Таким образом, гипотеза о переселении душ является прямым и логическим выводом из взглядов Лессинга как в области философской, так и в области религиозной. Повторяем, он в этой форме выражал свою веру в бессмертие души, веру, от которой, не будучи материалистом, совершенно отказаться не мог, но которую он не мог также и принять в традиционной форме загробной жизни. Эта его вера, давая ему религиозную уверенность «в наступлении все лучшего и лучшего будущего», уверенность в том, что «вся вечность» принадлежит ему, в то же время не лишала его светской жизнерадостности, активности борца за земные достижения. В полном согласии с ней стоят следующие прекрасные слова, опубликованные лишь после его смерти: «Из-за тревоги о будущей жизни глупцы упускают настоящую. Почему нельзя ждать будущей жизни также спокойно, как будущего дня? Это возражение, направленное против астрологии, есть также возражение против всякой религии, опирающейся на откровение. Если бы даже действительно существовало искусство предугадывать будущее, то лучше было бы нам не знать его; если бы действительно существовала религия, дающая достоверные сведения о будущей жизни, то лучше было бы нам не слушать ее» {Цит. у Меринга «Легенда о Лессинге», стр. 416.}.

Гипотеза о переселении душ, следовательно, не случайное высказывание и для цельности мировоззрения Лессинга необходима, как логическая надстройка {Неслучайность этой гипотезы подтверждается также и статьей «О том, что для людей возможны более, чем пять чувств». Вся философская отсталость Лессинга здесь выступает с исключительной силой, ибо здесь он пытается эту чисто религиозную гипотезу обосновать «философски», при чем хвалится тем, что его система, в сущности, есть древнейшая из всех философских систем, которую измыслили еще до Платона и Пифагора «египтяне, халдеи, персы, словом, все мудрецы Востока».}. Но как надстройка, она слишком далека от всего, что являлось основным содержанием его деятельности. Эту его деятельность она не определяла. Самый строй мысли, с которым она связана, в последующем развитии идеалистической немецкой философии нашел себе дальнейшее и более полное выражение и этим сыграл отнюдь не положительную роль.

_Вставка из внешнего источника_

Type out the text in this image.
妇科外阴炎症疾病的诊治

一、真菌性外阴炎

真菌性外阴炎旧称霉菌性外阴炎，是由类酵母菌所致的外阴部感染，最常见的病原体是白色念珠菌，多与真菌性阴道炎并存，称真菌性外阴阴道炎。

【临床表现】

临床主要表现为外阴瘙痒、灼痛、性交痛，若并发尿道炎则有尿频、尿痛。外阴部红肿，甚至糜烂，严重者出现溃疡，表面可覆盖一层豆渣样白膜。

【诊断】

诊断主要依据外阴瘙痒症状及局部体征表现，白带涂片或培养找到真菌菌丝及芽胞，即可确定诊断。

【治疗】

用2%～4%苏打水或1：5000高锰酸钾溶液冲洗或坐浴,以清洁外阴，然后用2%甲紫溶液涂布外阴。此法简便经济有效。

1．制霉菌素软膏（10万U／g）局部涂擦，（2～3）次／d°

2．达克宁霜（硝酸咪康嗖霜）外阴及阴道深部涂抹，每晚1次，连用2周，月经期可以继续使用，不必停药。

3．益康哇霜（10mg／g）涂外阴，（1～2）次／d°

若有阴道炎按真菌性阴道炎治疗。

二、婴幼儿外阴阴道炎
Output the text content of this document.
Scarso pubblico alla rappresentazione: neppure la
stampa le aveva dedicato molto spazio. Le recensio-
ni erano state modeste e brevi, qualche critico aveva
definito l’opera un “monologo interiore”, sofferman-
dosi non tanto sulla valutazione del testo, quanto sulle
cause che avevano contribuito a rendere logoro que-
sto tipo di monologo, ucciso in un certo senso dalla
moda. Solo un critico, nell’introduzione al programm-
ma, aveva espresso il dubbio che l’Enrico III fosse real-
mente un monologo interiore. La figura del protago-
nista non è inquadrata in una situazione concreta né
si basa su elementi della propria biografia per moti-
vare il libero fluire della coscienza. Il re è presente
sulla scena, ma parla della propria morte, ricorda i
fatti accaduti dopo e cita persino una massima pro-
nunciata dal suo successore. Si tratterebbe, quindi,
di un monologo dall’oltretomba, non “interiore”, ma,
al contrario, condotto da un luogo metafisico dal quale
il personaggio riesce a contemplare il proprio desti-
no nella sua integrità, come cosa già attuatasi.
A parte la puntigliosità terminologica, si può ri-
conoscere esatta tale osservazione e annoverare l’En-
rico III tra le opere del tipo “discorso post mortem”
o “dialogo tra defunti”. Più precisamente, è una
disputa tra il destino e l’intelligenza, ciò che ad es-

Лессинг — говорит со своей обычной марксистской прямолинейностью Франц Меринг — абсолютно ничего не хотел знать о будущей жизни; его фантастическая перспектива переселения душ только отражает духовное убожество тогдашней Германии. Это, конечно, совершенно правильно. Но с этим не согласился в свое время Ж. Жорес. Великий трибун был очень плохим философом и потратил не мало сил на защиту «абсолютных» и «вечных» истин философского идеализма. Так и в данном случае там, где Меринг «с его бедным экономическим и узко материалистическим толкованием человеческой мысли видит только отражение духовного убожества немецкой жизни, Жорес, напротив, видит «поразительную, идущую к абсолютной свободе смелость мысли». Под мистической оболочкой он хочет найти у Лессинга революционную идею. «Это, — говорит он, — вступление свободного духа в вечное владение вселенной. Это усилие, брошенное энергично в обращение, могло бы, революционизируя всю систему понятий, революционизировать также и всю политическую и социальную систему; действительно, если человеческая личность, находя в самой себе награду и наказание и способная к бесконечным возрождениям, единственным законом которых является она сама, если она освобождается таким образом от бога, вполне и навсегда, — то как может она терпеть в той мировой фазе, в которой она находится, терпеть тиранию сил низшего?» {Жан Жорес «Политические и социальные идеи Европы и великая революция», СПБ, 1906, т. I, стр. 81. — Не имея под рукой подлинника, мы вынуждены цитировать по этому исключительно скверному переводу.}.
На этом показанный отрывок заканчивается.